Ese discurso es débil, ayudaba a plantear una diferenciación entre los invasores y

los dominicanos. Y es problemático porque las clases dominantes tomarían el hispánico

como una forma de separación de las élites con el pueblo negro y mulato. Y convertirá a

Haití como el otro “negro” y hará invisible a los negros, a la negritud y a las tradiciones

dominicanas de origen africano.

Al final de su vida, Manuel Arturo Peña Batlle le da un vuelco al nacionalismo

dominicano, él había tomado el nacionalismo fundacional de Duarte en la coyuntura de

1916-1924 como lo hizo Lugo y más tarde pasó a convertirse en un experto en temas de la

frontera y estudia el origen de Haití en La isla de La Tortuga. También intenta estudiar el

Estado haitiano en un libro inconcluso. Peña Batlle es parte del despliegue nacionalista

que busca aminorar la presión contra Trujillo por “el exabrupto” de la masacre de 1937.

Como defensor del trujillismo, toma todo el referente cultural para construir otro

nacionalismo defensivo, esta vez, no contra las invasiones militares haitianas, sino contra

la penetración pacífica de braceros.

La carta a Mañach y la visita de Trujillo a España potencializan y describe esta

deriva nacionalista que une territorio, lengua, raza y pasado hispánico como esencia de la

nación y designa al haitiano individual y al Estado haitiano como enemigos de la patria.
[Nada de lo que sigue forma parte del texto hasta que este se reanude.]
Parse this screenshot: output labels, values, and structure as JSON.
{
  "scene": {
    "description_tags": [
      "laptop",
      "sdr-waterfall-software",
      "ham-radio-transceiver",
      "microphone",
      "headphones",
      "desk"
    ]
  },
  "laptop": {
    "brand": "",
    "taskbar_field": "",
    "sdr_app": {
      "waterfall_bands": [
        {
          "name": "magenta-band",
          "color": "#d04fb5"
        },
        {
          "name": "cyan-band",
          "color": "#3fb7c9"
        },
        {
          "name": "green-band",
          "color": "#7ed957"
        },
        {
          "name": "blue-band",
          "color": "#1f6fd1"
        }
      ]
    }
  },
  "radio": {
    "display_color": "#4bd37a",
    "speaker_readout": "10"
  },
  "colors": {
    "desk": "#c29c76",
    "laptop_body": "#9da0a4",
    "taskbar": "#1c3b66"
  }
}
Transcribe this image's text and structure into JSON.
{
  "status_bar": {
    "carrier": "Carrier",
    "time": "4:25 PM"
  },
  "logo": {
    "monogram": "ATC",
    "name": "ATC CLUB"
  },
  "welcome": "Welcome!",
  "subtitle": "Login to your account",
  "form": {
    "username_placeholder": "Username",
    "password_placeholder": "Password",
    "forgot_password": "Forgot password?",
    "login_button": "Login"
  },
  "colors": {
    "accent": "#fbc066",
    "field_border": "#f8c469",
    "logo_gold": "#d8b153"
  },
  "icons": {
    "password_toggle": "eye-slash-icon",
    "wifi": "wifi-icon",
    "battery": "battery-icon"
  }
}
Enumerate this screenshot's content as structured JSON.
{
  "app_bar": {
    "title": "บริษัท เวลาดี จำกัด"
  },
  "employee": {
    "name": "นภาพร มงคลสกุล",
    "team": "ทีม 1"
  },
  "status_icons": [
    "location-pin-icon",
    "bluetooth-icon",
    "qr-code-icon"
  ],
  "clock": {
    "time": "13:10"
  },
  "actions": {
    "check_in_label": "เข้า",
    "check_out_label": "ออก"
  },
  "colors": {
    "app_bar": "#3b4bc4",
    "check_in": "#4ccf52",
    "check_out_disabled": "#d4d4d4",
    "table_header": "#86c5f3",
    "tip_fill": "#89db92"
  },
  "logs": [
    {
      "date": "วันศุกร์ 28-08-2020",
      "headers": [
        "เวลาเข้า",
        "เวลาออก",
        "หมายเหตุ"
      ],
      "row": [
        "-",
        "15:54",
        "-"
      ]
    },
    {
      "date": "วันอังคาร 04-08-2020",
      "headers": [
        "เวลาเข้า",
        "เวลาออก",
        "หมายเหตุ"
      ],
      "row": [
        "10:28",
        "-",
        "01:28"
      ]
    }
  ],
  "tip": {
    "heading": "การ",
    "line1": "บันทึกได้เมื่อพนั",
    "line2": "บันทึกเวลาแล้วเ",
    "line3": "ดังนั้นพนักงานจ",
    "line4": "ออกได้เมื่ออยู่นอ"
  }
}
De ese discurso, que se construye con Peña Batlle como figura revisora más importante,

viene el de Balaguer (La Isla al revés) y el de Luis Julián Pérez, así como otras revisiones

más actuales.

La nación necesita de intelectuales que sirvan como pitonisas, voces agoreras, filtros

ideológicos, reformulaciones de despliegues políticos en los que las clases dominantes

manejen sus intereses frente al Estado haitiano. Las apelaciones al pasado, a la raza, a la

religión y a la lengua son discursos de oposición, formas de dominio en que las élites

políticas buscan reforzar su poder. El problema de ese discurso es que se quiere vender

como unitario, verdadero, como parte de la construcción de una comunidad soñada que

es, en verdad, muy diversa.

Frente a un Estado que hace de su desorden la manera más conveniente para su

operación, es el intelectual quien llena con su discurso el vacío del nacionalismo de Estado.